Potential skill and RPC maps

In order to compute the skill maps in Fig. 4, the following method is used. Using the GPH 850 hPa field, a scatter plot, equivalent to that shown in Fig. 1b, is computed for each area-weighted 10 longitude × 5 latitude region of the globe (a total of 36 × 36 = 1296 plots). For each plot, the average model skill (shown in Fig. 4a) is the straight average, across all model systems, of rmo. The potential skill is the value of rmo where the linear least-squares best fit line crosses the ERA5 value of eddy feedback parameter (equivalent to that shown by a hollow black box in Fig. 1b).
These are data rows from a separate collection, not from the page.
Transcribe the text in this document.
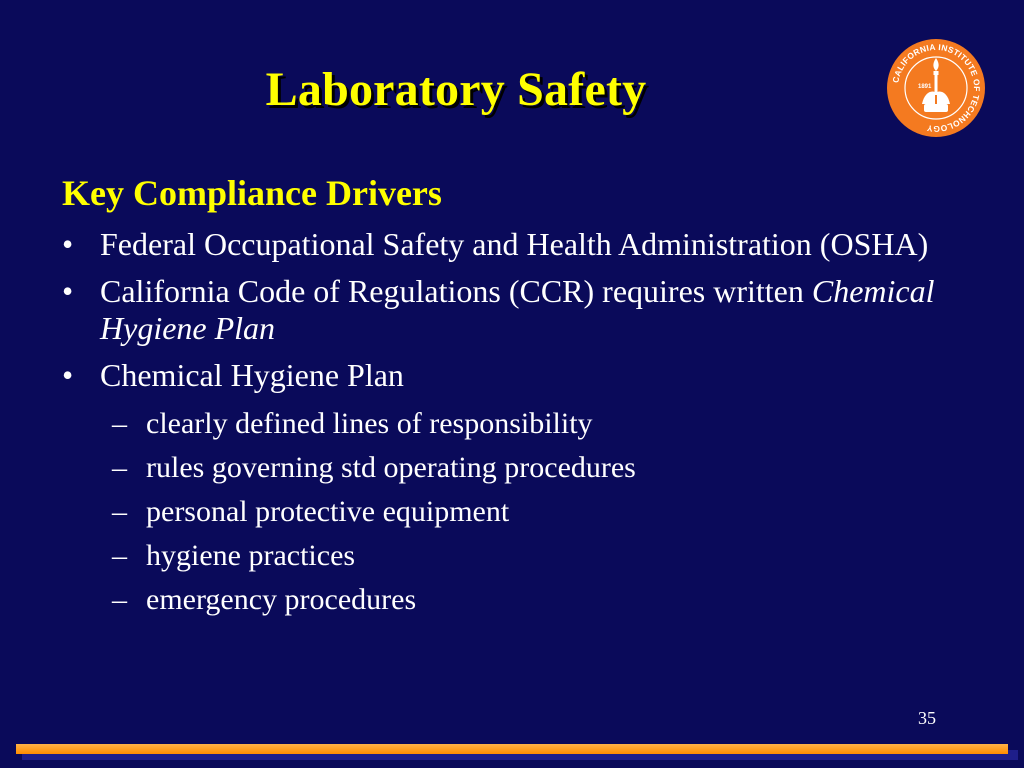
Laboratory Safety	CALIFORNIA INSTITUTE OF TECHNOLOGY
1891
Key Compliance Drivers
• Federal Occupational Safety and Health Administration (OSHA)
• California Code of Regulations (CCR) requires written Chemical Hygiene Plan
• Chemical Hygiene Plan
– clearly defined lines of responsibility
– rules governing std operating procedures
– personal protective equipment
– hygiene practices
– emergency procedures
35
This makes the assumption that the relationship between eddy feedback and skill remains linear at least up to the observed value of eddy feedback. The potential gain in skill (shown in Fig. 4b) is then the potential skill minus the average model skill, in each region.

RPC maps are computed by dividing average model–observed skill (rmo, shown in Fig. 4a) by average model–model skill (rmm, computed in the same way) for each region for each model. The RPC values in each region are then averaged across all skilful models (those included in Fig. 1c) to produce the RPC map shown in Fig. 4c.